US Federal Appeals Court Upholds Plan to Dissolve Purdue Pharma in Opioid-Litigation Settlement
A US federal appeals court has upheld Purdue Pharma’s bankruptcy and reorganization plan, which involves a $6-billion settlement to resolve opioid-related litigation. The plan, which had received approval from a US federal bankruptcy court in September 2021, was challenged on appeal by plaintiffs seeking further civil liability from the Sackler family, the once owners of the privately held Purdue Pharma, the manufacturer of the opioid, Oxycontin (oxycodone).
Under its ruling, the US Court of Appeals for the Second Circuit affirmed Purdue Pharma’s bankrupty and reorganization under which Purdue Pharma will be dissolved to form a new company, Knoa Pharma. Knoa Pharma will develop and distribute opioid-addiction-treatment and overdose-reversal medicines at no profit and will also continue Purdue Pharma’s pipeline and existing commercial products, which includes restricting the promotion of opioid products. Knoa Pharma will commence doing business once Purdue’s plan of reorganization becomes effective.

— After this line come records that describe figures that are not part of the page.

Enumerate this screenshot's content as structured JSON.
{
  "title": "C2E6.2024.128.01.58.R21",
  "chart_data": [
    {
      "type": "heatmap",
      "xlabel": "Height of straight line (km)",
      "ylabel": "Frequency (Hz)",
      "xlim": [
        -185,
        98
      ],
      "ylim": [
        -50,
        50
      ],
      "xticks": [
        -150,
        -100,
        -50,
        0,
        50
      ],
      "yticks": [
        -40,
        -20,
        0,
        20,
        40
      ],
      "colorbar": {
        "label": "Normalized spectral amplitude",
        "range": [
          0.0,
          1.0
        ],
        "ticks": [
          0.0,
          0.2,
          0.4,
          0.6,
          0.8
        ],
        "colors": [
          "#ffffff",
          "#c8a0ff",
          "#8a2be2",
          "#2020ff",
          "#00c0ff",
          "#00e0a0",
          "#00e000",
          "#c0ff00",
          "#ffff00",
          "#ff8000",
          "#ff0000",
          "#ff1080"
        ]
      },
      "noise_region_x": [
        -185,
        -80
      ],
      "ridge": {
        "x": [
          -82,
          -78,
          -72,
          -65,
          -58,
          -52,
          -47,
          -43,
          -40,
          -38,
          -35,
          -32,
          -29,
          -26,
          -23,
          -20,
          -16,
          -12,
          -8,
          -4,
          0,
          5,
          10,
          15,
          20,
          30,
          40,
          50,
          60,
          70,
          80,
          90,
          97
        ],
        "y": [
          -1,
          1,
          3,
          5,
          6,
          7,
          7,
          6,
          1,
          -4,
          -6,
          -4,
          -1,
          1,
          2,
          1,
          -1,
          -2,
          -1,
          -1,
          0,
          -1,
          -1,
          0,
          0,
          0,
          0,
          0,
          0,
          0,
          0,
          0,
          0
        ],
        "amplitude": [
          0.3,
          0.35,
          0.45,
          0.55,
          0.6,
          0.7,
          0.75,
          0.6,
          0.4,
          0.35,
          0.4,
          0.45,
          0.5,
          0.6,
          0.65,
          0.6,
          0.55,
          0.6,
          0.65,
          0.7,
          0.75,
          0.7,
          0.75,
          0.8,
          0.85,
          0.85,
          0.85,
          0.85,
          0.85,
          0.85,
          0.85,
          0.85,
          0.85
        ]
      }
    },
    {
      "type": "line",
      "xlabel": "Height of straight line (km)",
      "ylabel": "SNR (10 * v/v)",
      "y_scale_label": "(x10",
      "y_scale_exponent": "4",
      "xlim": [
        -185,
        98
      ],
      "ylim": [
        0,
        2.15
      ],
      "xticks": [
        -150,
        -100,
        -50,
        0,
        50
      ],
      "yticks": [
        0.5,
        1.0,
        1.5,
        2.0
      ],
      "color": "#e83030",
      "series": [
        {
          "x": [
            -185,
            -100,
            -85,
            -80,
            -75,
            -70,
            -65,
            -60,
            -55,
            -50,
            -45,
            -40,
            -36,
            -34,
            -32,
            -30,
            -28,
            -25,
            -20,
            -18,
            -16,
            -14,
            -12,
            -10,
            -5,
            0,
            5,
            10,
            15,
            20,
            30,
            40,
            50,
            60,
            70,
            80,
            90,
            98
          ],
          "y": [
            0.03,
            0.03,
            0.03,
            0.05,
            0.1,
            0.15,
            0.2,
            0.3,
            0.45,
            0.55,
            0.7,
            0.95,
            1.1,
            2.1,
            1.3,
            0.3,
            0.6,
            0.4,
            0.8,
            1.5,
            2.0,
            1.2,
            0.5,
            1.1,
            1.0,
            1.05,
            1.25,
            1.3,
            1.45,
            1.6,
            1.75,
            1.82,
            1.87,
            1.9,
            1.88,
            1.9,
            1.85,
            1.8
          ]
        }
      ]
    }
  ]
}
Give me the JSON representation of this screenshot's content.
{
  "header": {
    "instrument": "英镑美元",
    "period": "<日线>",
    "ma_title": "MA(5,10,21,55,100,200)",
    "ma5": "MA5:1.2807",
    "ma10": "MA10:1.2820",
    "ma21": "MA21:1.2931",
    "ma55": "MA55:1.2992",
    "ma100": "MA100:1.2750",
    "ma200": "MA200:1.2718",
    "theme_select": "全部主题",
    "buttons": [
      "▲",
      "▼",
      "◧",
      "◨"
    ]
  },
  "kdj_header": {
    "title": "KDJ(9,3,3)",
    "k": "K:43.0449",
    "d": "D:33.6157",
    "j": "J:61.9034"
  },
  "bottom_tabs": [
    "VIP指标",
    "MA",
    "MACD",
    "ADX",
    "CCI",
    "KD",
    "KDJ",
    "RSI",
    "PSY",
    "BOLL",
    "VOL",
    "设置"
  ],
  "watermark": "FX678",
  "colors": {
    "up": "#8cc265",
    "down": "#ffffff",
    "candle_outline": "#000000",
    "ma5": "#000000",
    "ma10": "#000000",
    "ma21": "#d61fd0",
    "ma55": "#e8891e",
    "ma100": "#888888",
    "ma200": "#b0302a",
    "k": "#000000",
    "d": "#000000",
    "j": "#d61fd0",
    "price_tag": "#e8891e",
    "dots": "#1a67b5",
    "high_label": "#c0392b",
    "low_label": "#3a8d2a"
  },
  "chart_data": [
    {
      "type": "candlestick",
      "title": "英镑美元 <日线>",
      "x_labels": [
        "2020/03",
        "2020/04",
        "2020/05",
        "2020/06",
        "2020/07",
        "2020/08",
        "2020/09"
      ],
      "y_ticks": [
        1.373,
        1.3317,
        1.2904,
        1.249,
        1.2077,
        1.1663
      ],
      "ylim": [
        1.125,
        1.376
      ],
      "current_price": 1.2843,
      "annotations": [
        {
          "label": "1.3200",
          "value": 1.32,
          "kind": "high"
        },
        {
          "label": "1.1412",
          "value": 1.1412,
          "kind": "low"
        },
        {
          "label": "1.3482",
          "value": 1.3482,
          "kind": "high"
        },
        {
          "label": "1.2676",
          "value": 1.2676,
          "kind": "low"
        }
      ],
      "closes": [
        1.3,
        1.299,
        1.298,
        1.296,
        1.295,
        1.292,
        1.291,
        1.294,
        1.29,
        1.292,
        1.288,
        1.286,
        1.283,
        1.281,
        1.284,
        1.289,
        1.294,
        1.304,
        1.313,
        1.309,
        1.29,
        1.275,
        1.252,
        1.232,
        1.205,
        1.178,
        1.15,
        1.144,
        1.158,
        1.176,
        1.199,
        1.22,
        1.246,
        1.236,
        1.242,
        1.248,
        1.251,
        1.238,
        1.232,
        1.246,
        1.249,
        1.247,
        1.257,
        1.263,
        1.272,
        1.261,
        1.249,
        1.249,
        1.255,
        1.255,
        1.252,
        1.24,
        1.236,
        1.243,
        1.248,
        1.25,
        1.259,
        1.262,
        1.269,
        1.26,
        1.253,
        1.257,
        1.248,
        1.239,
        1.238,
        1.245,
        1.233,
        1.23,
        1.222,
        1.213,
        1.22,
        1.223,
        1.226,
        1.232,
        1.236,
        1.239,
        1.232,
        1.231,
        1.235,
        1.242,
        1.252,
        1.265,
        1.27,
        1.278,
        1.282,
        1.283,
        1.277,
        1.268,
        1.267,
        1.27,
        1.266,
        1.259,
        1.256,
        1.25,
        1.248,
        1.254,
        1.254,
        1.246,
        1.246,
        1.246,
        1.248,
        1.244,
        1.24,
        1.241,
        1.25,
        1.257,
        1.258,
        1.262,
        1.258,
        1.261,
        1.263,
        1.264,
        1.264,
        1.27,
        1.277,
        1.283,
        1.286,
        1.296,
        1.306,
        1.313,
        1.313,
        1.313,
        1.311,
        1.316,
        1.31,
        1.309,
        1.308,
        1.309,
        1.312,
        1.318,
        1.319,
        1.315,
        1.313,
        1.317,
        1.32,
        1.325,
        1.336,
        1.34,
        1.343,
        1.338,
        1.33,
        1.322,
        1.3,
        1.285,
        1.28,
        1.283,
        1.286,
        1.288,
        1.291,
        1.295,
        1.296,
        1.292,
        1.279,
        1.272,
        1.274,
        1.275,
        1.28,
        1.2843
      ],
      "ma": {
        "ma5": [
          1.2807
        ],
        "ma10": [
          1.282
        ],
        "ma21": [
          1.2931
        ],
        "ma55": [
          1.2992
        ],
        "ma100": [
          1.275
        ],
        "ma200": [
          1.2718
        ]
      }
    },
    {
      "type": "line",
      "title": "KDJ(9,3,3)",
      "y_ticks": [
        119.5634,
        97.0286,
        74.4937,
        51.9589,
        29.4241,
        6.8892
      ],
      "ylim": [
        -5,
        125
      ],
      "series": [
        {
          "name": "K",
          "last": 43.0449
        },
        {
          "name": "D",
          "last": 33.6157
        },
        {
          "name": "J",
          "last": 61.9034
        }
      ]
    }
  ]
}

Knoa Pharma will be ultimately owned by a trust that will be established to fund opioid-crisis-abatement efforts in satisfaction of the claims brought by states and localities as well as an opioid-abatement trust established for the benefit of Native American tribes. Proceeds will also flow to opioid-abatement trusts established for the benefit of other creditors such as hospitals, schools, and children with a history of neonatal abstinence syndrome and their guardians, and to a fund for the benefit of personal injury victims. Knoa Pharma will be governed by new independent board members, and the Sackler family will have no involvement in Knoa Pharma.